Low taxes for companies is a facet of Reaganomics. courtesy Wikimedia Commons

Amazon tax loophole preventable with future reform

Amazon paying zero taxes last fiscal year is a result of Reagan-era economic philosophy.

Amazon’s tax bill for income this year will have them forking over the hefty sum of zero dollars. That’s right, one of the world’s three most valuable companies will give back zero percent of its $11 billion profit via federal corporate taxation in 2019. When this news broke a few weeks back thanks to the Institution on Taxation and Economic Policy, it was hard to understand how such a behemoth of a corporation could get away without any taxes levied. But thanks to news sites like Vox, the loophole(s) was explained. What the loophole and Amazon’s use of it proves is that the United States government cannot afford to continue working under an archaic tax structure that does not serve the country’s need.

First and least surprising, Amazon makes good use of the R&D tax credit that lessens the taxes a company has to pay when they are investing a significant amount of money into developing new technology that could help more than just their bottom line in the future. Second, the Trump tax bill gave some help to this astoundingly low figure by offering a 100 percent tax deduction for money that companies spend on equipment. Although the tax reform bill was effectively corporate welfare that found ways to line the pockets of board members, it was not the main reason Amazon paid no income tax.

Amazon paid no income taxes because they used a loophole from the 1990s that was meant to curb the grossly outsized profits that executives were beginning to make. The Clinton White House was able to pass Section 162(m) of the U.S. Tax Code, which made all salaries over $1 million taken home by executives non-deductible. The only exception to this was if compensation packages to people high up in the businesses were paid in stock options or something similar. Fast forward to 2019, and Amazon has used this loophole to lower their taxes by continuously issuing more shares as their income has grown. They have turned a mechanism meant to stop inter-corporation inequality into an effective tool for exacerbating it.

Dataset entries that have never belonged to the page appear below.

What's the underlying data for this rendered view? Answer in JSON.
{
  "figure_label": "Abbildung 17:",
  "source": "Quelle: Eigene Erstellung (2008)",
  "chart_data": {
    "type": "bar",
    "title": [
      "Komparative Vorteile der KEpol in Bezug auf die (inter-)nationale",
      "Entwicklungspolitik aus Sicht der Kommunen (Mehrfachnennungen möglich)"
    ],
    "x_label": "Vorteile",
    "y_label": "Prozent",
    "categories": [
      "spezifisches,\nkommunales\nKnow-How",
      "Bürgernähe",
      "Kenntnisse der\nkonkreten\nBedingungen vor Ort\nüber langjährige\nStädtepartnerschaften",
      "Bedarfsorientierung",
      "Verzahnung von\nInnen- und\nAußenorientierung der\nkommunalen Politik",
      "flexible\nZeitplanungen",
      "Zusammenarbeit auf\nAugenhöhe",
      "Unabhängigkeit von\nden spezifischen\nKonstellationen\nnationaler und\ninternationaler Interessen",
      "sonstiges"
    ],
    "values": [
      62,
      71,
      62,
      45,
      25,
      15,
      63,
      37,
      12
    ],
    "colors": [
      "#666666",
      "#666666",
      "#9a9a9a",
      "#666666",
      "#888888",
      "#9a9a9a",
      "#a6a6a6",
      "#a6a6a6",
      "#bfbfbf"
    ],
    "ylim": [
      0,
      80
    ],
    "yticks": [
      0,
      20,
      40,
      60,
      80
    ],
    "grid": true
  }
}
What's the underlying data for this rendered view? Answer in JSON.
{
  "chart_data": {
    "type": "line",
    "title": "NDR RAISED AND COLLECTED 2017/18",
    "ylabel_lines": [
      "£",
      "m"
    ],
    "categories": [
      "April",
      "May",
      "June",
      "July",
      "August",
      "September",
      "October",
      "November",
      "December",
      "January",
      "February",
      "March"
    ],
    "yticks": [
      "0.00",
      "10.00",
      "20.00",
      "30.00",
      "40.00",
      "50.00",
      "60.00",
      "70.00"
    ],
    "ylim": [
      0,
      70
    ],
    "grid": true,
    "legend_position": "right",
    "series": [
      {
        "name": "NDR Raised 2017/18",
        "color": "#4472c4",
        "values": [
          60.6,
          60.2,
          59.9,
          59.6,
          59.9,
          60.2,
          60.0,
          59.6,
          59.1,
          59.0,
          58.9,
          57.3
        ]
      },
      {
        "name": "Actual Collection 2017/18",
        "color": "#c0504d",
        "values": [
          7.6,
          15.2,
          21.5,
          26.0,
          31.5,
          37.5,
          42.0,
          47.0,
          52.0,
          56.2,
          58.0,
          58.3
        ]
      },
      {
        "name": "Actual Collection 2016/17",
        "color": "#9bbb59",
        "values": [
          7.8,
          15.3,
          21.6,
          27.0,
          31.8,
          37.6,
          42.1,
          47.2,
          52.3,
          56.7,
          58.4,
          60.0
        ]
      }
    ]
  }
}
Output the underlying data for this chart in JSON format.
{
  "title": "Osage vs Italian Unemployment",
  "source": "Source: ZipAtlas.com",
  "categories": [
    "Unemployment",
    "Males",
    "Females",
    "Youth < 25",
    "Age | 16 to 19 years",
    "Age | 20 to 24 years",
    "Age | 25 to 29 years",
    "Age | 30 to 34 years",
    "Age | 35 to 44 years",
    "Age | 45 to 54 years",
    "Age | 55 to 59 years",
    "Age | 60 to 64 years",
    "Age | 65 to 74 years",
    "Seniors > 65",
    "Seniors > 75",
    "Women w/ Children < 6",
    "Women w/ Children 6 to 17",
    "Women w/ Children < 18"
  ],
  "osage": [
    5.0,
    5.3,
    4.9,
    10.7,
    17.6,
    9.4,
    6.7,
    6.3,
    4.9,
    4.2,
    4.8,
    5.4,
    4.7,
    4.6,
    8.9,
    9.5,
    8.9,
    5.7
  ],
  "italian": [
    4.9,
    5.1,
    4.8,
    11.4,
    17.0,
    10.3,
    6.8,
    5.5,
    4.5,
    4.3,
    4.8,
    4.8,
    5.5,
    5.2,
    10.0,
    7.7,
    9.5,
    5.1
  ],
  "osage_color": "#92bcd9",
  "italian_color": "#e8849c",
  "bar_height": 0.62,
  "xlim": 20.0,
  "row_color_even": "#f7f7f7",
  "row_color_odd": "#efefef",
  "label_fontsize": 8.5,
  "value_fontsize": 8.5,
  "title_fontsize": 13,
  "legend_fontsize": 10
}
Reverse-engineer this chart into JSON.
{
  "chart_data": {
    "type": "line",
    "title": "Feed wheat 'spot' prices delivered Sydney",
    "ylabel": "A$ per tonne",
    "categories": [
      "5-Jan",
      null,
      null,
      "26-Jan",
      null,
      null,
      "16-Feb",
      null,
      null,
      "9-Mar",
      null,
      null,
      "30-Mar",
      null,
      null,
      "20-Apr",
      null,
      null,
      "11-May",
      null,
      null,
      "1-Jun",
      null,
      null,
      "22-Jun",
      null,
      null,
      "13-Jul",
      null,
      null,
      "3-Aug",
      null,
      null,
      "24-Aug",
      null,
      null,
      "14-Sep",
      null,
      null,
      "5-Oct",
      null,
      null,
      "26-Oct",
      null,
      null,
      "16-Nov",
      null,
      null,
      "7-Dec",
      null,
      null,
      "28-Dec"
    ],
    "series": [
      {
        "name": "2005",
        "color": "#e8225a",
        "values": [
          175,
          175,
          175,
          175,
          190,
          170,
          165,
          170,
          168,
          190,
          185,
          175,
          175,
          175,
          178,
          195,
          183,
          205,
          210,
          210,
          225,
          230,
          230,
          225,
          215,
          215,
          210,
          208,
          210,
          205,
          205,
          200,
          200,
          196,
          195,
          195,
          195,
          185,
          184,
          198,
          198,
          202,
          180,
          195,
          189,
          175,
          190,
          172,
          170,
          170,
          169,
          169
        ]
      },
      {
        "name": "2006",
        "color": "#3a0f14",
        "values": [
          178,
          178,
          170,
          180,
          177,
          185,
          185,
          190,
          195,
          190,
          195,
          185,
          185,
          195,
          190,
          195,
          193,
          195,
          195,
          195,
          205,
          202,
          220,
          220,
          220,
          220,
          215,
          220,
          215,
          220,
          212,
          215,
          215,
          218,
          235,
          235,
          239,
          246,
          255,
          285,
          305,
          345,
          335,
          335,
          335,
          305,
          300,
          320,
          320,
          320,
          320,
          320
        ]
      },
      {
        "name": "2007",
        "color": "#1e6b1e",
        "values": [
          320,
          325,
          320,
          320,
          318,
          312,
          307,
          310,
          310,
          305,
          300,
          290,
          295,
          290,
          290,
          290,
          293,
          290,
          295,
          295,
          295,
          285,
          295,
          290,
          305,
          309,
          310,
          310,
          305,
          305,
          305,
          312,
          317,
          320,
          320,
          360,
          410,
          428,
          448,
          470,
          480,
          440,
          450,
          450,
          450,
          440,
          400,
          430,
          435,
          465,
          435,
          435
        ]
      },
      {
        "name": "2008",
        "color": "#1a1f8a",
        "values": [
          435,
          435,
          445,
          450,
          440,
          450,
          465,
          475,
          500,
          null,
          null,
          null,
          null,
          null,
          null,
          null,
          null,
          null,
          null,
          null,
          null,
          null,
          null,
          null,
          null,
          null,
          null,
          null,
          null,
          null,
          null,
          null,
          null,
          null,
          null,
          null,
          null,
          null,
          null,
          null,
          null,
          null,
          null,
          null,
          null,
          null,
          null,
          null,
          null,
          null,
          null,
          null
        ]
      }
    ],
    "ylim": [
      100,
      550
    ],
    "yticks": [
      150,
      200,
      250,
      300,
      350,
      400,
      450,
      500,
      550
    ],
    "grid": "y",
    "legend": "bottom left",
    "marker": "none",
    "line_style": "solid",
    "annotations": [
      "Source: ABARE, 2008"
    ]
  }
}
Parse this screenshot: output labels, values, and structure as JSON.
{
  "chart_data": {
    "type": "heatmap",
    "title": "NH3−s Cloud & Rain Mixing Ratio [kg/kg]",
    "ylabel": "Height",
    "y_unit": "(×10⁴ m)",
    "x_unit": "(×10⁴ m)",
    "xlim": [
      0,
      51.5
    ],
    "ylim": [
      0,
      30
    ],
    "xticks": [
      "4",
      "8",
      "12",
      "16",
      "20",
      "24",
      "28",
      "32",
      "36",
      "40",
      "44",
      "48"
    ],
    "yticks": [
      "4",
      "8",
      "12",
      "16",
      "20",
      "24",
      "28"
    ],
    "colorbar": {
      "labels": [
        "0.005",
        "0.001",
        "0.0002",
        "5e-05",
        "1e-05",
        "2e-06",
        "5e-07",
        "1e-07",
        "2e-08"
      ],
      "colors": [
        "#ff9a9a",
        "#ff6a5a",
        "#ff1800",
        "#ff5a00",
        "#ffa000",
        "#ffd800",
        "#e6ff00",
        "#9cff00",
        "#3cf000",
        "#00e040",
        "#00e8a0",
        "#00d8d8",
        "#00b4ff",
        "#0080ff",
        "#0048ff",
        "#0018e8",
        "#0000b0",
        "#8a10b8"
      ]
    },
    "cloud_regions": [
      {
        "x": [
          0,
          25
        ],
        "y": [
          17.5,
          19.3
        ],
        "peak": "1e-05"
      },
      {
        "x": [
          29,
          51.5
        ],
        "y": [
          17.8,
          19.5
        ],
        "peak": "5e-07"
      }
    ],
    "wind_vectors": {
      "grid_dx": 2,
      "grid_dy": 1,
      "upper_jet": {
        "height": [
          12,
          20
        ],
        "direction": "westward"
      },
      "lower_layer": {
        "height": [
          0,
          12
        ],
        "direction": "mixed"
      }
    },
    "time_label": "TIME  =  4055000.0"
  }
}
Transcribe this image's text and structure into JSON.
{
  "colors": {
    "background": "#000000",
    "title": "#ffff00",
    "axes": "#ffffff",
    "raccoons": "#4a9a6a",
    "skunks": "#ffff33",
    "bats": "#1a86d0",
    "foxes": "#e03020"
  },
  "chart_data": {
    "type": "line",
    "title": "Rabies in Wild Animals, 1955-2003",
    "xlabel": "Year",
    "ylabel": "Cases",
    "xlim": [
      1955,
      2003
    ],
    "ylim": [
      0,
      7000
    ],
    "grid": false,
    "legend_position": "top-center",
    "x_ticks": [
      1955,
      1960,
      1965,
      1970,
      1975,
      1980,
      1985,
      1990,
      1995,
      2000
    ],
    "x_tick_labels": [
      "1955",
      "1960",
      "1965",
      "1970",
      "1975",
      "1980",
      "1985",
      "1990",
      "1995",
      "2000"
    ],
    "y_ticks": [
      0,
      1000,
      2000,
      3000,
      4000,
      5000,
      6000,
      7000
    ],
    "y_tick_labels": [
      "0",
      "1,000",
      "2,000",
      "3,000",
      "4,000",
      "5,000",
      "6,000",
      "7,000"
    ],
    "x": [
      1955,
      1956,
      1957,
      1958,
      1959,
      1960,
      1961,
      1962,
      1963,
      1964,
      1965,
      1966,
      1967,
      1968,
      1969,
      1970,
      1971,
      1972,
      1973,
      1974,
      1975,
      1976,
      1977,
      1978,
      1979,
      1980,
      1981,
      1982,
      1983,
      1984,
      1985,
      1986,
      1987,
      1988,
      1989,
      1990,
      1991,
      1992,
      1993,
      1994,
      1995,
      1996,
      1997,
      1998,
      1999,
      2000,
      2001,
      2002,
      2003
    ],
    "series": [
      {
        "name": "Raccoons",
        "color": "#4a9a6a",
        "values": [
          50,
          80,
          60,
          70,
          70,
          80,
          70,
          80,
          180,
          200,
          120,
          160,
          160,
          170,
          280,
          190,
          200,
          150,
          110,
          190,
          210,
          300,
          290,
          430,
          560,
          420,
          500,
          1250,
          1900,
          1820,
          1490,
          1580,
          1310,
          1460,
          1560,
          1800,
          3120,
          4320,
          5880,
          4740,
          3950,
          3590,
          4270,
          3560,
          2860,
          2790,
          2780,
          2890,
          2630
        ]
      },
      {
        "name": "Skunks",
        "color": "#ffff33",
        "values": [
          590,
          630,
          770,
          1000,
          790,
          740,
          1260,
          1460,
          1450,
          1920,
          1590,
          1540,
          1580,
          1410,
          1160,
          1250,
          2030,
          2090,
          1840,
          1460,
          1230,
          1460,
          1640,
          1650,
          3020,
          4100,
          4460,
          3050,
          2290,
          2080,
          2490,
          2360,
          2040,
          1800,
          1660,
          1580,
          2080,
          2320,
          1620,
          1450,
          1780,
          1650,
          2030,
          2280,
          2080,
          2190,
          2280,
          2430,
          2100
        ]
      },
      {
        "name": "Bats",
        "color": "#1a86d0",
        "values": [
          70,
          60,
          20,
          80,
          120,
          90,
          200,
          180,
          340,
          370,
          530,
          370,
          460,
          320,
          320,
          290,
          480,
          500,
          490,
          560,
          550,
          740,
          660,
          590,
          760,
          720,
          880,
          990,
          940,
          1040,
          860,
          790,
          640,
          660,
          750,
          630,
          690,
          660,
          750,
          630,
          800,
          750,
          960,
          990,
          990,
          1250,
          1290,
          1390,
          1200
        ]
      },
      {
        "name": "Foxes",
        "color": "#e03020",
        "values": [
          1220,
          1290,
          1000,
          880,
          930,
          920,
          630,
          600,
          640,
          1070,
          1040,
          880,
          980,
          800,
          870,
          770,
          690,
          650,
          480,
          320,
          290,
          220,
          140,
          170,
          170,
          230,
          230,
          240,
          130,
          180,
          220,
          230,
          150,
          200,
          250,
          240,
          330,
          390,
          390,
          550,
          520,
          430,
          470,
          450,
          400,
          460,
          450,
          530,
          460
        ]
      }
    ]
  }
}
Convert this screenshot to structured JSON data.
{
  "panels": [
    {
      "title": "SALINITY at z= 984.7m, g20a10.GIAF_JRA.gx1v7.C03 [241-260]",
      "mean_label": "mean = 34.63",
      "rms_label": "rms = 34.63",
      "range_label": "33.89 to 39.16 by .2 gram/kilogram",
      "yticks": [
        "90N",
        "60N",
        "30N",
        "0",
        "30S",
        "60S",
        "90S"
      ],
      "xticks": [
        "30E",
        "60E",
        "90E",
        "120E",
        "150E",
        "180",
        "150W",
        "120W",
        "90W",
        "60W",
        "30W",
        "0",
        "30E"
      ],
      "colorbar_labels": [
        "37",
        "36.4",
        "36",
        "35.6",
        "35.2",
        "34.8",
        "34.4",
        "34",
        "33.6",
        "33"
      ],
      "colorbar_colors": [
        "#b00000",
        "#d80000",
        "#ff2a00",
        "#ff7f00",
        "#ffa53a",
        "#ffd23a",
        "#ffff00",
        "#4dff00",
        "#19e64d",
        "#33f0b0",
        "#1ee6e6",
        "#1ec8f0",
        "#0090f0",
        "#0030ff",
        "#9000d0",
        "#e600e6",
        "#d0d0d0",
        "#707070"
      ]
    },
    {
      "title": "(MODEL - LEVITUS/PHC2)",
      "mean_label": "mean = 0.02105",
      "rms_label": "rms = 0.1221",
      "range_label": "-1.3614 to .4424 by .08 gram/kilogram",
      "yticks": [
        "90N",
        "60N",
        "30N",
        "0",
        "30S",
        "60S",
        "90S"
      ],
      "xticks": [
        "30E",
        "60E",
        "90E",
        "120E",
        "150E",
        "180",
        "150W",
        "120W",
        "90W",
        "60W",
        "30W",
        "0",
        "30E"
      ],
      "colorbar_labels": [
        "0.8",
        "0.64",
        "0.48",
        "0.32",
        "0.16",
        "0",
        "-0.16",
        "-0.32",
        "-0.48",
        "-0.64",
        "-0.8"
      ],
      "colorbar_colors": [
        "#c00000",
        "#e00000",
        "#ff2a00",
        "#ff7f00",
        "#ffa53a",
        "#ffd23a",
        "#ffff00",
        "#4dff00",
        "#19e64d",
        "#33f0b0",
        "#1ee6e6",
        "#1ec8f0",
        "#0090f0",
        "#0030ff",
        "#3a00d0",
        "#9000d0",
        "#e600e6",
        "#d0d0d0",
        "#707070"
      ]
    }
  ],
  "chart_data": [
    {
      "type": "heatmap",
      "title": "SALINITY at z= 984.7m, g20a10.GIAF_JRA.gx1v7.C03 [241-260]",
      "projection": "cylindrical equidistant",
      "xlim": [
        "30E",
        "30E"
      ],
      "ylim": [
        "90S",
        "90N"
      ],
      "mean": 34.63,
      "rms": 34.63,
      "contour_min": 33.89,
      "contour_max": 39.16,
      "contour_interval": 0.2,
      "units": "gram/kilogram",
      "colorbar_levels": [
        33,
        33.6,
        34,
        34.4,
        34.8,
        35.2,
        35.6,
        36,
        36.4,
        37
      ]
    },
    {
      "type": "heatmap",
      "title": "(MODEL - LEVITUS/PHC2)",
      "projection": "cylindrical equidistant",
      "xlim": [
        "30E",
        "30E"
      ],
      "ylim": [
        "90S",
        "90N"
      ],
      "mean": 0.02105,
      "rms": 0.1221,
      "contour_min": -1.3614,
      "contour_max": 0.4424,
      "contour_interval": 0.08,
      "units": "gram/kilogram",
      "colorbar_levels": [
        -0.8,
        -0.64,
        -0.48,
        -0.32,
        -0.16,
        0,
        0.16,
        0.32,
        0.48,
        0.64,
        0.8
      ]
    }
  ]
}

Amazon’s low income tax factors into a larger political battle over the taxes companies should be paying. Since Ronald Reagan’s presidency, the Democratic Party has been trying to resist the push to lessen taxes and cut government essential government programs. Two failing methods of resistance come from what I will call the Clinton appeasement plan and the Congressional Democrat piecemeal plan. In the ’90s, the Clinton White House thought that continuing New Deal liberalism would be a losing strategy, and that playing into the Republicans’ game with a liberal flair would work better. By offering to cut taxes in different places than Republicans or cutting different programs altogether, this method inadvertently helped the GOP accomplish their dual goals of weakening the United States tax system and cutting programs that do not benefit their personal interests.

The Congressional Democrat piecemeal plan does not attempt to beat Republicans at their own game, but it instead tries to undo the anti-tax small government system the Clinton and Reagan White House built over the course of 20 years. It often does well at fixing one problem, but its flaws are as vast, if more well intentioned, than the Clinton plan. It may do away with one Reagan-Clinton era loophole just to see another become more widely used in its place, or even see its successes repealed by a successive conservative majority. This is why a full-fledged progressive tax overhaul is the only thing standing between the U.S. and destructive economic calamity as more companies expose the loophole that Amazon used.

Without a tax system that the U.S. government can utilize to make large corporations pay for those at the bottom of the economic ladder, corporations will continue to run rampant and leave untold economic inequality in their wake. It is hard to imagine the kind of details that a new and progressive tax code would imply, but taking hints from the last time the American state truly sought to fight economic inequality would be a good starting place.

In the last 20 years, conservative politicians and corporate leaders have been unafraid to propose laughable tax plans that reward them with gross amounts of money. Similarly, a progressive tax code should make every suit on Wall Street anxious the day it hits the House floor, much like the New Deal did. A plan like Representative Alexandria Ocasio-Cortez’s 70-percent marginal tax rate, which was too much for the lofty mind of Republican House Whip Steve Scalise to comprehend, would do just that. By taxing all income above $10 million at a 70-percent rate, it would stop the stockpiling of funds that occurs when money ends up in the hands of people who can afford to save all of it. Instead, it could be used to prevent emergencies and benefit society, which is what AOC was referring to when she mentioned it. There would obviously be loopholes to such a provision, but a progressive tax system would never cease in trying to close loopholes once they have been used.

There will be numerous tax propositions made in the next few years, and many will sound outlandish, but we have all grown up in a Reaganite America where any increase in taxes is meant to sound like a national emergency. Instead, we should be willing to bring back the tax provisions that helped America get to its most economically egalitarian point in the middle of the 20th century. If we do not, then Amazon will become the next Walmart and exert the kind of lobbying force on Congress that can help it get the tax code that best aids its interest instead of the American people.